Marinelli, 60, a University of Florida graduate, has strong roots in the state and 35 years' experience. Several Pinellas officials remember him as a high-level administrator and lobbyist for Orange County Schools. But he left the state in 1989, headed a small Michigan district and today heads the Wayne-Finger Lakes Board of Cooperative Educational Services.

Tall and smiling, he came to the interview table with a loud and ready laugh and an emphasis as well on the achievement gap.

In the 1980s, as a top school administrator in Orlando, his goal was to be superintendent of a large Florida district. He said many districts at the time were looking outside Florida and wanted actual superintendent experience. So he headed to the small district of Livonia in suburban Detroit.

There, he weathered budget cuts totaling $16-million over three years and the discovery that a school had been built over a toxic landfill. He took his New York job in 1994, still intending to return to Florida.

He called himself a "vision-setter," a collaborator, a catalyst and a leader, "but one who is not a controller - one who does not have an authoritarian style of leadership."

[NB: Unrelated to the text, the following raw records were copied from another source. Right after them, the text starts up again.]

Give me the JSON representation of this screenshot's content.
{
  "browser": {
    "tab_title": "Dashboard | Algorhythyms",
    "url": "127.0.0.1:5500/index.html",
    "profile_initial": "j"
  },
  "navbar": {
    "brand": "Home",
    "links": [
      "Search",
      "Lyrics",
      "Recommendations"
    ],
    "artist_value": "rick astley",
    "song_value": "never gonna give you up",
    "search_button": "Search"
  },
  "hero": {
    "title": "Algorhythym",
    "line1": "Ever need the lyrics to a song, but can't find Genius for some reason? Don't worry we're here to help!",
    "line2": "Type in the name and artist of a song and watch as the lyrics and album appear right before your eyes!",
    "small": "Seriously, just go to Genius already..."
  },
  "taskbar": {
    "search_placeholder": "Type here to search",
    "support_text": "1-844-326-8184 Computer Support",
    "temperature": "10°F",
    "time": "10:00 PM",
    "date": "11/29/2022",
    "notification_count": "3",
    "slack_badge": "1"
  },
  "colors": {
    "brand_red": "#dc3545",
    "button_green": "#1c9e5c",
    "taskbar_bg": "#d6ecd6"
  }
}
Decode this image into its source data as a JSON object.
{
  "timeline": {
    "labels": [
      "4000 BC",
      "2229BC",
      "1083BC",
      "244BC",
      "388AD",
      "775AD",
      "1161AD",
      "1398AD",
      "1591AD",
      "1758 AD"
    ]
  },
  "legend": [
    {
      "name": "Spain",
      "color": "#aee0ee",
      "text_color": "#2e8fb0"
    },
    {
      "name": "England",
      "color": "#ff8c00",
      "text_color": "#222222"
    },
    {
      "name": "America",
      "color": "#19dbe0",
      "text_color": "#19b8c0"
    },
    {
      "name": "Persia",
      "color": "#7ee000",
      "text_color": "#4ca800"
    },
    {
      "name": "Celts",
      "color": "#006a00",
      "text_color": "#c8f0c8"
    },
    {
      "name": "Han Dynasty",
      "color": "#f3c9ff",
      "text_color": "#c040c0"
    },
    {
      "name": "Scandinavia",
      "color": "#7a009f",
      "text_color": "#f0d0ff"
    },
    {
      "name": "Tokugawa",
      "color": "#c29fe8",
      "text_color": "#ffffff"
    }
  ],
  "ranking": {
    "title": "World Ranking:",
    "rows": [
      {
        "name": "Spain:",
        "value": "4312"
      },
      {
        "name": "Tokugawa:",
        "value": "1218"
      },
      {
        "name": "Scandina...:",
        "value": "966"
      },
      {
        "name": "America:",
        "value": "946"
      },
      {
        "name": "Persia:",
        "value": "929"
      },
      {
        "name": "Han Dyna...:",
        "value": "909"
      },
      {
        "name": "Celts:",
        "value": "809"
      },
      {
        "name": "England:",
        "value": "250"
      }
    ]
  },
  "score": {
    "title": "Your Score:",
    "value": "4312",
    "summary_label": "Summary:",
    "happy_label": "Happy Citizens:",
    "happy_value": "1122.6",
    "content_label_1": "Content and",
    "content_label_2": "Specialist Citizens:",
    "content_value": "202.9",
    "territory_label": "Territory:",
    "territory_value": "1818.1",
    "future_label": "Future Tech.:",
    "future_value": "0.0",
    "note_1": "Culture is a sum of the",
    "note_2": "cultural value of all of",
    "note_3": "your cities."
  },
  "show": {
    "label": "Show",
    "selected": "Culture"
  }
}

Conversant in the language of researchers who have studied the achievement gap, he told the board he has served eight of the last 10 years on a team of experts that advised high-poverty schools with large numbers of black and Hispanic children. Those schools have doubled and tripled achievement numbers, he said.

He also chaired a panel of New York district superintendents that advised the state education commissioner on how to close the gap.

Closing the gap "can happen anywhere," Marinelli said. "The studies show it can be done."